2.   A bucket is located at the end of the extension arm of a boom truck;  this truck is often referred to as a “cherry picker.”

3.   We present the facts with inferences in favor of the jury verdict.

4.   At the time of the accident, Clayton had been employed by the DOT for roughly four years, had driven a cherry picker for approximately three years, and had worked as a signal technician for almost two years.

5.   A red strobe light, which flashes when the red signal on the traffic light is on, is a temporary measure used to draw drivers' attention to new signals.

6.   The other argument raised on appeal by the Claytons is without merit and warrants no discussion.

7.   While Georgia law provides the substantive definition of assumption of risk, federal law governs the quantity and quality of proof necessary to make out a case for submission to a jury.  Hull v. Merck & Co., Inc., 758 F.2d 1474, 1476 (11th Cir.1985).   This latter, procedural rule is easily applied in this case, and will not be discussed further.

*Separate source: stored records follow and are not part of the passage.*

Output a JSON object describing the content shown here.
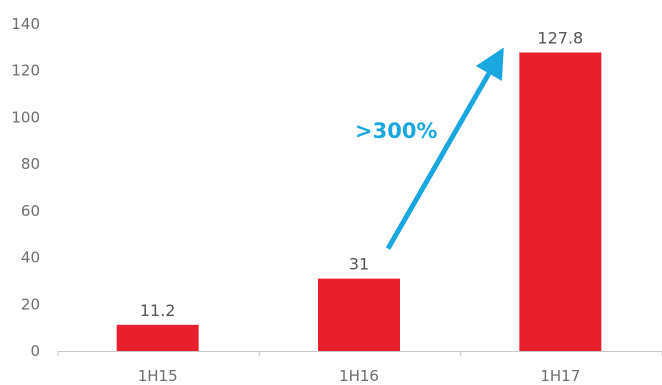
{
  "chart_data": {
    "type": "bar",
    "categories": [
      "1H15",
      "1H16",
      "1H17"
    ],
    "values": [
      11.2,
      31,
      127.8
    ],
    "data_labels": [
      "11.2",
      "31",
      "127.8"
    ],
    "ylim": [
      0,
      140
    ],
    "yticks": [
      0,
      20,
      40,
      60,
      80,
      100,
      120,
      140
    ],
    "title": "",
    "xlabel": "",
    "ylabel": "",
    "grid": false,
    "bar_color": "#e8202e",
    "annotation": {
      "text": ">300%",
      "color": "#1aa7e0",
      "type": "arrow",
      "from_category": "1H16",
      "to_category": "1H17"
    }
  }
}
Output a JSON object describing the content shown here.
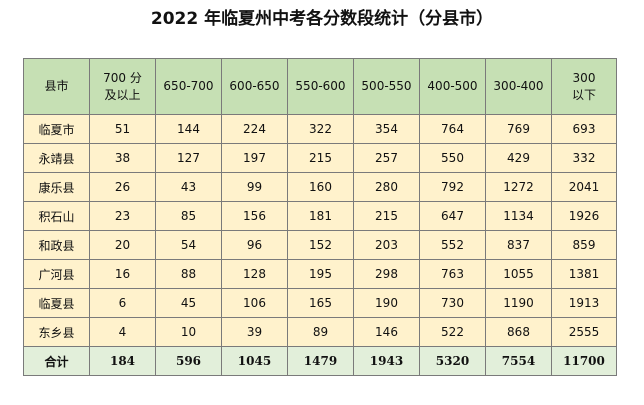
{
  "title": "2022 年临夏州中考各分数段统计（分县市）",
  "table": {
    "headers": [
      "县市",
      "700 分及以上",
      "650-700",
      "600-650",
      "550-600",
      "500-550",
      "400-500",
      "300-400",
      "300 以下"
    ],
    "rows": [
      {
        "county": "临夏市",
        "values": [
          "51",
          "144",
          "224",
          "322",
          "354",
          "764",
          "769",
          "693"
        ]
      },
      {
        "county": "永靖县",
        "values": [
          "38",
          "127",
          "197",
          "215",
          "257",
          "550",
          "429",
          "332"
        ]
      },
      {
        "county": "康乐县",
        "values": [
          "26",
          "43",
          "99",
          "160",
          "280",
          "792",
          "1272",
          "2041"
        ]
      },
      {
        "county": "积石山",
        "values": [
          "23",
          "85",
          "156",
          "181",
          "215",
          "647",
          "1134",
          "1926"
        ]
      },
      {
        "county": "和政县",
        "values": [
          "20",
          "54",
          "96",
          "152",
          "203",
          "552",
          "837",
          "859"
        ]
      },
      {
        "county": "广河县",
        "values": [
          "16",
          "88",
          "128",
          "195",
          "298",
          "763",
          "1055",
          "1381"
        ]
      },
      {
        "county": "临夏县",
        "values": [
          "6",
          "45",
          "106",
          "165",
          "190",
          "730",
          "1190",
          "1913"
        ]
      },
      {
        "county": "东乡县",
        "values": [
          "4",
          "10",
          "39",
          "89",
          "146",
          "522",
          "868",
          "2555"
        ]
      }
    ],
    "total": {
      "label": "合计",
      "values": [
        "184",
        "596",
        "1045",
        "1479",
        "1943",
        "5320",
        "7554",
        "11700"
      ]
    }
  },
  "colors": {
    "header_bg": "#c6e0b4",
    "body_bg": "#fff2cc",
    "total_bg": "#e2efda",
    "border": "#7a7a7a"
  }
}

8.   Appellants also argue that certain statutory “rules of the road” operate to make the assumption of the risk charge inappropriate.   We note that the district court did instruct the jury with regard to these “rules of the road.”   However, appellants did not argue to the district court that these rules of the road somehow operated to make the assumption of risk charge inappropriate, or were otherwise relevant to the assumption of risk issue.   We decline to entertain this argument raised for the first time on appeal.   Similarly, appellants argue for the first time on appeal that Clayton had a special status as a workman employed in working on the highways and that this special status is relevant to the assumption of risk issue.   We also decline to entertain this argument.